Explaining the epilog of fnmatch.translate, \Z(?ms)
I was debugging a filtering directory walker (on which, more to follow) and I was trying to figure out the mysterious suffix that fnmatch.translate appends to its result, \Z(?ms).
fnmatch.translate takes a Unix-style glob, like *.py or test_*.py[cod], and translates it character-by-character into a regular expression. It then appends \Z(?ms). Hence the latter glob becomes r'test\_.*\.py[cod]\Z(?ms)', using Python’s raw string notation to avoid the backslash plague. Also, the ? wildcard character becomes the . regex special character, while the * wildcard becomes the .* greedy regex.
A StackOverflow answer partially explains, which set me on the right track. (?ms) is equivalent to compiling the regex with re.MULTILINE | re.DOTALL. The re.DOTALL modifier makes the . special character match any character, including newline; normally, . excludes newlines. The re.MULTILINE modifier makes ^ and $ operate on newline boundaries within the search string; otherwise, they anchor to the beginning and end of the string. \A always matches the beginning of the string; \Z always matches the end of the string.

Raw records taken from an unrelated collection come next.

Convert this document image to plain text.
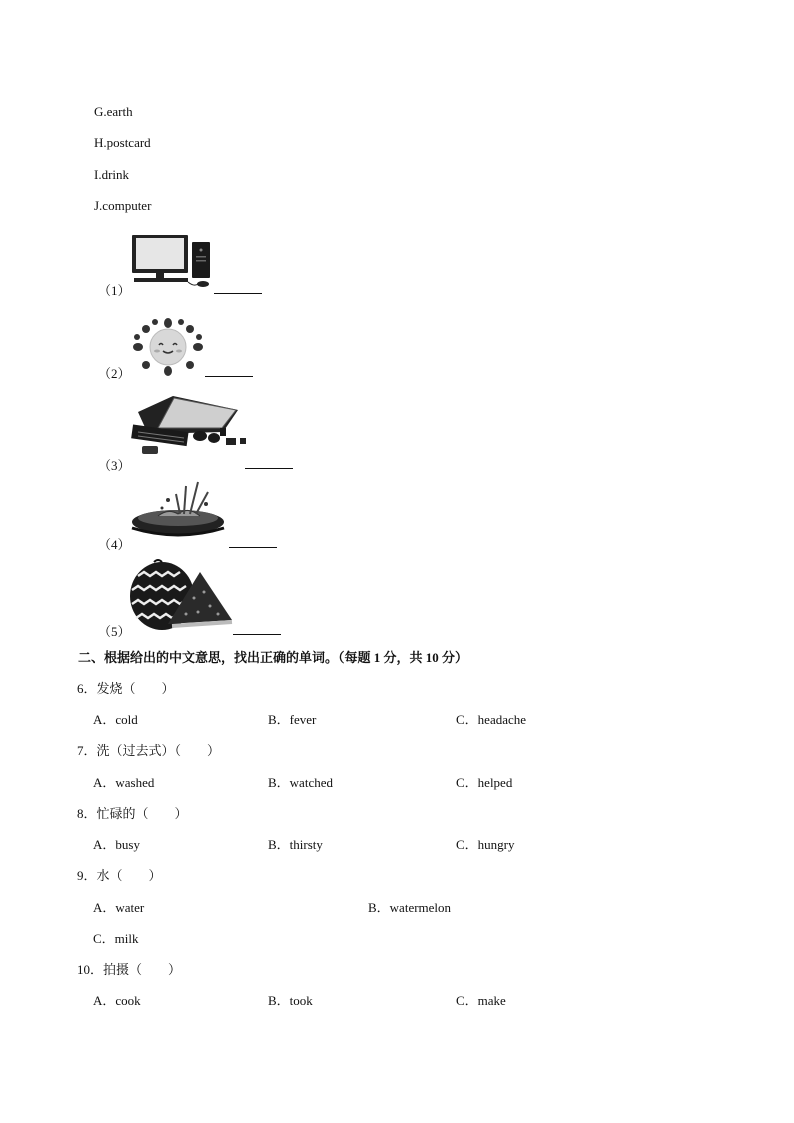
G.earth
H.postcard
I.drink
J.computer
（1）
（2）
（3）
（4）
（5）
二、根据给出的中文意思，找出正确的单词。（每题 1 分，共 10 分）
6．发烧（　　）
A．cold	B．fever	C．headache
7．洗（过去式）（　　）
A．washed	B．watched	C．helped
8．忙碌的（　　）
A．busy	B．thirsty	C．hungry
9．水（　　）
A．water	B．watermelon
C．milk
10．拍摄（　　）
A．cook	B．took	C．make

Another way of saying this:
# No multiline, so ^ and $ anchor beginning and end of string >>> re.search(r'^\.git$(?s)', '.git') <_sre.SRE_Match object at 0x10e73a850> >>> re.search(r'^\.git$(?s)', 'bar\n.git\nfoo') # Nope # Multiline => ^ matches after \n and $ before \n >>> re.search(r'^\.git$(?ms)', 'bar\n.git\nfoo') <_sre.SRE_Match object at 0x10e73a988> # \A and \Z always anchor beginning and end of string >>> re.search(r'\A\.git\Z(?ms)', '.git') <_sre.SRE_Match object at 0x10e73a850> >>> re.search(r'\A\.git\Z(?ms)', 'foo\n.git') # Nope
So, \Z(?ms) at the end of the pattern means:
- \Z: the pattern must match all the way to the end of the search string;
- (?m): the search string may contain newlines;
- (?s): the ? and * wildcards may match newlines in the search string.